El Gobierno de Bush creó la cárcel tras el 11-S en ese territorio de Cuba debido a que al no encontrarse en territorio estadounidense podía negar a los prisioneros derechos fundamentales.
Más de 800 hombres y adolescentes pasaron por el centro desde que se creó en enero del 2002, y unos 245 aún se encuentran allí, la mayoría desde hace años, sin acusación.

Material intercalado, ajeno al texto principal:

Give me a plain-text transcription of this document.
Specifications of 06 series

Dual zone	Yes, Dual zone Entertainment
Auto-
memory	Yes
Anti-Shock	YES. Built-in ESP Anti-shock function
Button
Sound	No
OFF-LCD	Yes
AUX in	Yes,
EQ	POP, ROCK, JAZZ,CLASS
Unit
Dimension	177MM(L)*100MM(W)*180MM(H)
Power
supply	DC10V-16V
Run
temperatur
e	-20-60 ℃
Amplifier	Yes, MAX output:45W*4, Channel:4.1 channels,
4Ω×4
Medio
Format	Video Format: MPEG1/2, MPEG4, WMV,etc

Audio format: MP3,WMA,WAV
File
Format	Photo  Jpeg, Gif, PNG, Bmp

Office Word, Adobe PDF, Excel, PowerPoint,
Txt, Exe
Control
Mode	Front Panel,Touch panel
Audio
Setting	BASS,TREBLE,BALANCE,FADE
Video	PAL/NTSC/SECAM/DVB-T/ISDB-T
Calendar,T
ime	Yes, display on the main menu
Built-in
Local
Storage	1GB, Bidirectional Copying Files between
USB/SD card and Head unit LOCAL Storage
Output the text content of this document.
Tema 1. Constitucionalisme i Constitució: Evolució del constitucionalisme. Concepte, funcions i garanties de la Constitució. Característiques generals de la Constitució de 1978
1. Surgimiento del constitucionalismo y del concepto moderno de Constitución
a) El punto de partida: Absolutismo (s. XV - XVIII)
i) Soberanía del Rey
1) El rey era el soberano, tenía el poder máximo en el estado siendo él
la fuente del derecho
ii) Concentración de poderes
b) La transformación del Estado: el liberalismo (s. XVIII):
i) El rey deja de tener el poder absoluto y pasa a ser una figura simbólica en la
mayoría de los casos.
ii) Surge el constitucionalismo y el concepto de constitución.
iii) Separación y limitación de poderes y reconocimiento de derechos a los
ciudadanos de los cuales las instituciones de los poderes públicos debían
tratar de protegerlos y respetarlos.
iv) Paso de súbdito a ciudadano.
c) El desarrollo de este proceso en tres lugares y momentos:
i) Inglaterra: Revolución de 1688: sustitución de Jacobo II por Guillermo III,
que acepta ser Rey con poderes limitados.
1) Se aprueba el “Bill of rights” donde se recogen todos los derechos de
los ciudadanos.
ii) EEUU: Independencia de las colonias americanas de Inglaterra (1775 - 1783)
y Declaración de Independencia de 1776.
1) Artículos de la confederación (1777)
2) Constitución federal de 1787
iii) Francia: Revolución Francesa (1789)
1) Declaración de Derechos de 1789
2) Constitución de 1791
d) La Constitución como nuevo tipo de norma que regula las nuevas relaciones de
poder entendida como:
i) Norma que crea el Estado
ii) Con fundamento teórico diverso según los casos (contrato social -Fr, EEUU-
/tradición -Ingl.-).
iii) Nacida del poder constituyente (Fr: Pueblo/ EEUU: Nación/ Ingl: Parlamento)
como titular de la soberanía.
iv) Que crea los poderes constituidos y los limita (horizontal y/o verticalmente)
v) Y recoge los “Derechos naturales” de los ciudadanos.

A los 23 primeros detenidos se les encerró en celdas a cielo abierto. Sus fotografías en uniforme naranja y con la cabeza enfundada en una capucha negra dieron la vuelta al mundo. Hoy, la mayoría de los presos se encuentran en celdas de aislamiento individuales construidas en base al modelo de las cárceles estadounidenses de alta seguridad. Los más peligrosos llevan un traje anaranjado. La mayoría están vestidos de color beige, y los más cooperadores, de blanco.
Unos 60 fueron absueltos de la acusación de combatiente enemigo, que según el Pentágono justificaba su detención. Pero siguen encerrados porque no pueden regresar a sus países de origen, que no quieren acogerlos o que pretenden juzgarlos, según Washington.
La CIA ha detenido y enviado a más de cien sospechosos de terrorismo a prisiones secretas en un total de ocho países, entre ellos Afganistán, Tailandia y varias «democracias de Europa del Este», según desveló hace tres años el diario The Washington Post , basándose en información de fuentes diplomáticas y de inteligencia de los tres continentes. Dick Marty, del Consejo de Europa, incluyó en uno de sus informes que varias de esas prisiones estuvieron en Polonia y Rumanía desde el año 2003 hasta el 2005.